Вместо того чтобы рассасываться – посетителей прибывало. Они шли и шли. Их было уже не счесть. И все, как один, – двухголовые. Многоглавая гидра соавторов постепенно вползала и в без того тесное помещение, громко названное «Галереей Прекрасного». Спертый воздух, но даже его не хватало. День стоял у открытых дверей, не решаясь войти, а потому еще было темно, хоть и лампы вовсю светили. Не продохнуть. Не разглядеть. Не расслышать. Не понять. Все толпились, оттесняя задом картины, зачем-то висящие ни к селу ни к городу, невпопад и не к месту. И почему эмиграция здесь, тем более творческая, друг с другом и друг на друга пишущая, непременно должна встречаться под ними, а старая – без них? С каких это пор искусство, нас возвышающее, стало лишь поводом почесать языки? И мы решили пойти на Славянский базар. Там как раз была выставка, но уже нашего товарища – художника Авоськина, только-только приехавшего. Купля-продажа нам не помешает. Попрошайничество (оно здесь прямо в храме, а не при входе в него) – тем более: каждый из нас, как Бог, подаст. И в России у церквей юродивые клянчат, как здесь респектабельные просят. Нет, ничего нам не помешает насладиться его картинами.
Потерпи, Авоськин, мы уже идем. Мы с тобой, друг. Мы тебя не бросим.
Но здесь было еще многолюдней, не человечнее, а именно многотолпней. Здесь человек растворялся в толпе привычно и по-российски.
– Да здесь еще многоглавей, если не сказать соавторней, – заметил Даня.
– Мальчики, жмите сюда! Сейчас вино принесут, – кричала нам чья-то добрая душа, которая оказалась Юлей Гном, имевшей обыкновение бывать на трех-четырех выставках одновременно. Легко сказать – жмите. Люди – не педали, нажимая на них, далеко не уедешь. Ну никакой возможности высвободить хоть одну свою конечность, явно чувствующую себя сиротой. Одно и остается – плыть в потоке, авось вынесет к Авоськину.
– А вот этот человек, между прочим, в Ленина Владимира Ильича стрелял, – сказала нам Юля и стала энергично проталкиваться к какому-то на ладан дышащему старцу.

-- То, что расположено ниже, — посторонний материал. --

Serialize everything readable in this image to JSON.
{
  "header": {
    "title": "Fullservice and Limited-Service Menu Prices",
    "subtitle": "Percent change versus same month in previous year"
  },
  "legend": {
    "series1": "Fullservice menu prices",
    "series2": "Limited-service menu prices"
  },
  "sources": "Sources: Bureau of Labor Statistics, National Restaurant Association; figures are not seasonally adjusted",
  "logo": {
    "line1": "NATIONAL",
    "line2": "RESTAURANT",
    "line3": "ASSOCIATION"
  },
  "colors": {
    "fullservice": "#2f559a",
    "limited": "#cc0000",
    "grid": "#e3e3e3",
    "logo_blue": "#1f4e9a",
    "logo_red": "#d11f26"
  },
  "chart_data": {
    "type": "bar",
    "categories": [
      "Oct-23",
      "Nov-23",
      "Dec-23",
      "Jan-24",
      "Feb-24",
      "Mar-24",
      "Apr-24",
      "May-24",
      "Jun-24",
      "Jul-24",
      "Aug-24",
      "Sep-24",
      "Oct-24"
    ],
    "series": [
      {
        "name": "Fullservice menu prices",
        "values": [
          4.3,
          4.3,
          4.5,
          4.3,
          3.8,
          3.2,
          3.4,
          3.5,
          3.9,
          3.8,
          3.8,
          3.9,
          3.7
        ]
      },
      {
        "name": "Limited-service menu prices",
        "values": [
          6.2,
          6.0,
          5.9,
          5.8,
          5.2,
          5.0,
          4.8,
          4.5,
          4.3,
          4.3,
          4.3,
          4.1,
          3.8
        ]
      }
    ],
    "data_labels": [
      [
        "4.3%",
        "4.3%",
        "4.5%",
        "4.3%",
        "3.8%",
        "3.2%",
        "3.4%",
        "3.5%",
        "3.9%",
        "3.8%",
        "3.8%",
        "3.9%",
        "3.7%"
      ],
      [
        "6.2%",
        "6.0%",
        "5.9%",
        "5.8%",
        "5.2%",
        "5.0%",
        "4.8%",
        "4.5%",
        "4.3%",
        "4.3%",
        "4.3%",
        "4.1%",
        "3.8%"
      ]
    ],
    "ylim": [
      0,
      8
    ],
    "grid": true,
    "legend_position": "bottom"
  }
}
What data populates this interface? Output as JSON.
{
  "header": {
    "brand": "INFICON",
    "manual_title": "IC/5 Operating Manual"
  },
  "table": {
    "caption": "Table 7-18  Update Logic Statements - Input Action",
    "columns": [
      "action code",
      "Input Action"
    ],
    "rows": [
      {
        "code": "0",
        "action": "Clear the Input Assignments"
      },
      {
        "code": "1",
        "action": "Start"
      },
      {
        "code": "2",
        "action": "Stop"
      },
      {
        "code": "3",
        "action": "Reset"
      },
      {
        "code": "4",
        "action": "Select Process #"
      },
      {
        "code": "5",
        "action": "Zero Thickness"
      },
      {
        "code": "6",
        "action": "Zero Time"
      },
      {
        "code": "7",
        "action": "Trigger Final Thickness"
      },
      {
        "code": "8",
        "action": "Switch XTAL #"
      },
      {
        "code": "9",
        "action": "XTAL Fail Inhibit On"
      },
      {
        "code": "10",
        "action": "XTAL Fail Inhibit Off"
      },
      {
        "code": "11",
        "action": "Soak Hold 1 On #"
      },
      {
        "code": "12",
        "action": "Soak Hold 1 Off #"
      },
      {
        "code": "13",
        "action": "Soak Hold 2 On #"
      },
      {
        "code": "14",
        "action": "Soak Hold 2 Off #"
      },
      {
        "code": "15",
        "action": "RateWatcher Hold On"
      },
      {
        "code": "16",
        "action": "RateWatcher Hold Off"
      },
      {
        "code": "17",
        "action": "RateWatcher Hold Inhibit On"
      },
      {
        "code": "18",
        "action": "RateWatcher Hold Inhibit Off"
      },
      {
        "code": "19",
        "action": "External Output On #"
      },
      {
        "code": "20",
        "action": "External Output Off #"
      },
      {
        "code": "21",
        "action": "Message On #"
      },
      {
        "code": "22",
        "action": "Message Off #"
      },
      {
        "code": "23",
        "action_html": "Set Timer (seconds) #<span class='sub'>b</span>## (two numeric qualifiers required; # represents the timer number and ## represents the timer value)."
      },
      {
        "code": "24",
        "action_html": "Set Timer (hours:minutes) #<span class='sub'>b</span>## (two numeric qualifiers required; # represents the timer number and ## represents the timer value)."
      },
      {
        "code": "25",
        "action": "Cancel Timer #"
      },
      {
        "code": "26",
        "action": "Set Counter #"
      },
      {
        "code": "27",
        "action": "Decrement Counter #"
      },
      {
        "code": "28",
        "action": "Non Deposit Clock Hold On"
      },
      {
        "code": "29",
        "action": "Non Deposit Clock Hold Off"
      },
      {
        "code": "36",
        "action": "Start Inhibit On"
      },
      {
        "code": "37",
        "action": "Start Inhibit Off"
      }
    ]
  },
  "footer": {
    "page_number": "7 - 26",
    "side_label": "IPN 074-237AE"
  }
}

Не пойти ли и нам узнать – почему он промахнулся?
– Ты главное, Даня, ближнего своего возлюби, – говорю, – а то ты, по-моему, уже не в себе. Представь, что это твоя рубашка ближе к телу… несвежая.

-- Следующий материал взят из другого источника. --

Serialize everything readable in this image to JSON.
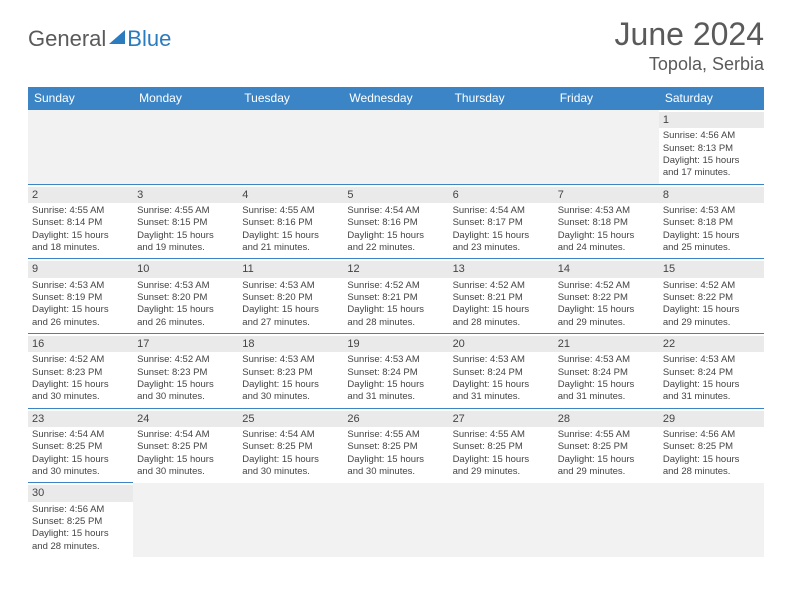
{
  "logo": {
    "part1": "General",
    "part2": "Blue"
  },
  "title": "June 2024",
  "location": "Topola, Serbia",
  "colors": {
    "header_bg": "#3b85c6",
    "header_fg": "#ffffff",
    "daynum_bg": "#eaeaea",
    "border": "#3b85c6",
    "logo_gray": "#5a5a5a",
    "logo_blue": "#2b7bbf"
  },
  "weekdays": [
    "Sunday",
    "Monday",
    "Tuesday",
    "Wednesday",
    "Thursday",
    "Friday",
    "Saturday"
  ],
  "weeks": [
    [
      null,
      null,
      null,
      null,
      null,
      null,
      {
        "n": "1",
        "sunrise": "Sunrise: 4:56 AM",
        "sunset": "Sunset: 8:13 PM",
        "day1": "Daylight: 15 hours",
        "day2": "and 17 minutes."
      }
    ],
    [
      {
        "n": "2",
        "sunrise": "Sunrise: 4:55 AM",
        "sunset": "Sunset: 8:14 PM",
        "day1": "Daylight: 15 hours",
        "day2": "and 18 minutes."
      },
      {
        "n": "3",
        "sunrise": "Sunrise: 4:55 AM",
        "sunset": "Sunset: 8:15 PM",
        "day1": "Daylight: 15 hours",
        "day2": "and 19 minutes."
      },
      {
        "n": "4",
        "sunrise": "Sunrise: 4:55 AM",
        "sunset": "Sunset: 8:16 PM",
        "day1": "Daylight: 15 hours",
        "day2": "and 21 minutes."
      },
      {
        "n": "5",
        "sunrise": "Sunrise: 4:54 AM",
        "sunset": "Sunset: 8:16 PM",
        "day1": "Daylight: 15 hours",
        "day2": "and 22 minutes."
      },
      {
        "n": "6",
        "sunrise": "Sunrise: 4:54 AM",
        "sunset": "Sunset: 8:17 PM",
        "day1": "Daylight: 15 hours",
        "day2": "and 23 minutes."
      },
      {
        "n": "7",
        "sunrise": "Sunrise: 4:53 AM",
        "sunset": "Sunset: 8:18 PM",
        "day1": "Daylight: 15 hours",
        "day2": "and 24 minutes."
      },
      {
        "n": "8",
        "sunrise": "Sunrise: 4:53 AM",
        "sunset": "Sunset: 8:18 PM",
        "day1": "Daylight: 15 hours",
        "day2": "and 25 minutes."
      }
    ],
    [
      {
        "n": "9",
        "sunrise": "Sunrise: 4:53 AM",
        "sunset": "Sunset: 8:19 PM",
        "day1": "Daylight: 15 hours",
        "day2": "and 26 minutes."
      },
      {
        "n": "10",
        "sunrise": "Sunrise: 4:53 AM",
        "sunset": "Sunset: 8:20 PM",
        "day1": "Daylight: 15 hours",
        "day2": "and 26 minutes."
      },
      {
        "n": "11",
        "sunrise": "Sunrise: 4:53 AM",
        "sunset": "Sunset: 8:20 PM",
        "day1": "Daylight: 15 hours",
        "day2": "and 27 minutes."
      },
      {
        "n": "12",
        "sunrise": "Sunrise: 4:52 AM",
        "sunset": "Sunset: 8:21 PM",
        "day1": "Daylight: 15 hours",
        "day2": "and 28 minutes."
      },
      {
        "n": "13",
        "sunrise": "Sunrise: 4:52 AM",
        "sunset": "Sunset: 8:21 PM",
        "day1": "Daylight: 15 hours",
        "day2": "and 28 minutes."
      },
      {
        "n": "14",
        "sunrise": "Sunrise: 4:52 AM",
        "sunset": "Sunset: 8:22 PM",
        "day1": "Daylight: 15 hours",
        "day2": "and 29 minutes."
      },
      {
        "n": "15",
        "sunrise": "Sunrise: 4:52 AM",
        "sunset": "Sunset: 8:22 PM",
        "day1": "Daylight: 15 hours",
        "day2": "and 29 minutes."
      }
    ],
    [
      {
        "n": "16",
        "sunrise": "Sunrise: 4:52 AM",
        "sunset": "Sunset: 8:23 PM",
        "day1": "Daylight: 15 hours",
        "day2": "and 30 minutes."
      },
      {
        "n": "17",
        "sunrise": "Sunrise: 4:52 AM",
        "sunset": "Sunset: 8:23 PM",
        "day1": "Daylight: 15 hours",
        "day2": "and 30 minutes."
      },
      {
        "n": "18",
        "sunrise": "Sunrise: 4:53 AM",
        "sunset": "Sunset: 8:23 PM",
        "day1": "Daylight: 15 hours",
        "day2": "and 30 minutes."
      },
      {
        "n": "19",
        "sunrise": "Sunrise: 4:53 AM",
        "sunset": "Sunset: 8:24 PM",
        "day1": "Daylight: 15 hours",
        "day2": "and 31 minutes."
      },
      {
        "n": "20",
        "sunrise": "Sunrise: 4:53 AM",
        "sunset": "Sunset: 8:24 PM",
        "day1": "Daylight: 15 hours",
        "day2": "and 31 minutes."
      },
      {
        "n": "21",
        "sunrise": "Sunrise: 4:53 AM",
        "sunset": "Sunset: 8:24 PM",
        "day1": "Daylight: 15 hours",
        "day2": "and 31 minutes."
      },
      {
        "n": "22",
        "sunrise": "Sunrise: 4:53 AM",
        "sunset": "Sunset: 8:24 PM",
        "day1": "Daylight: 15 hours",
        "day2": "and 31 minutes."
      }
    ],
    [
      {
        "n": "23",
        "sunrise": "Sunrise: 4:54 AM",
        "sunset": "Sunset: 8:25 PM",
        "day1": "Daylight: 15 hours",
        "day2": "and 30 minutes."
      },
      {
        "n": "24",
        "sunrise": "Sunrise: 4:54 AM",
        "sunset": "Sunset: 8:25 PM",
        "day1": "Daylight: 15 hours",
        "day2": "and 30 minutes."
      },
      {
        "n": "25",
        "sunrise": "Sunrise: 4:54 AM",
        "sunset": "Sunset: 8:25 PM",
        "day1": "Daylight: 15 hours",
        "day2": "and 30 minutes."
      },
      {
        "n": "26",
        "sunrise": "Sunrise: 4:55 AM",
        "sunset": "Sunset: 8:25 PM",
        "day1": "Daylight: 15 hours",
        "day2": "and 30 minutes."
      },
      {
        "n": "27",
        "sunrise": "Sunrise: 4:55 AM",
        "sunset": "Sunset: 8:25 PM",
        "day1": "Daylight: 15 hours",
        "day2": "and 29 minutes."
      },
      {
        "n": "28",
        "sunrise": "Sunrise: 4:55 AM",
        "sunset": "Sunset: 8:25 PM",
        "day1": "Daylight: 15 hours",
        "day2": "and 29 minutes."
      },
      {
        "n": "29",
        "sunrise": "Sunrise: 4:56 AM",
        "sunset": "Sunset: 8:25 PM",
        "day1": "Daylight: 15 hours",
        "day2": "and 28 minutes."
      }
    ],
    [
      {
        "n": "30",
        "sunrise": "Sunrise: 4:56 AM",
        "sunset": "Sunset: 8:25 PM",
        "day1": "Daylight: 15 hours",
        "day2": "and 28 minutes."
      },
      null,
      null,
      null,
      null,
      null,
      null
    ]
  ]
}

Наконец мы приблизились. Попали. Пришли.
Шелестел тут же распроданной одеждой Славянский базар с вернисажем нашего друга-товарища, чьи картины были почему-то сплошь проткнуты и порезаны. Частично заштопаны, но не до конца. Обуглены, но не дотла. Замазаны и чем-то залиты. Какие-то сюжеты с трудом, но можно было разобрать, если бы из них не торчали ошмотья каких-то квитанций, накладных, подорожных и прочих багажных бумажек, удостоверяющих, что эти сюжеты приехали, доставлены и сохранены. Бедные холсты, они конечно же вопили, кричали и продолжали молить о пощаде. Самые скромные из них буквально упрашивали не обращать на них никакого внимания. Несчастные, им было нечем прикрыться. Несколько дам упали в обморок, как бы дополняя ужасающую картину вандализма советских таможенников, с которыми Авоськин, разумеется, должен поделиться успехом. Даже просто повешенные мешковины напоминали пикассий распад. Говорят, неистовый Пабло написал свою «Гернику» еще до того, как она была разрушена, как бы предчувствуя ее разрушение. И предчувствие не обмануло художника. Надо отдать должное и Авоськину – он тоже смотрел вдаль.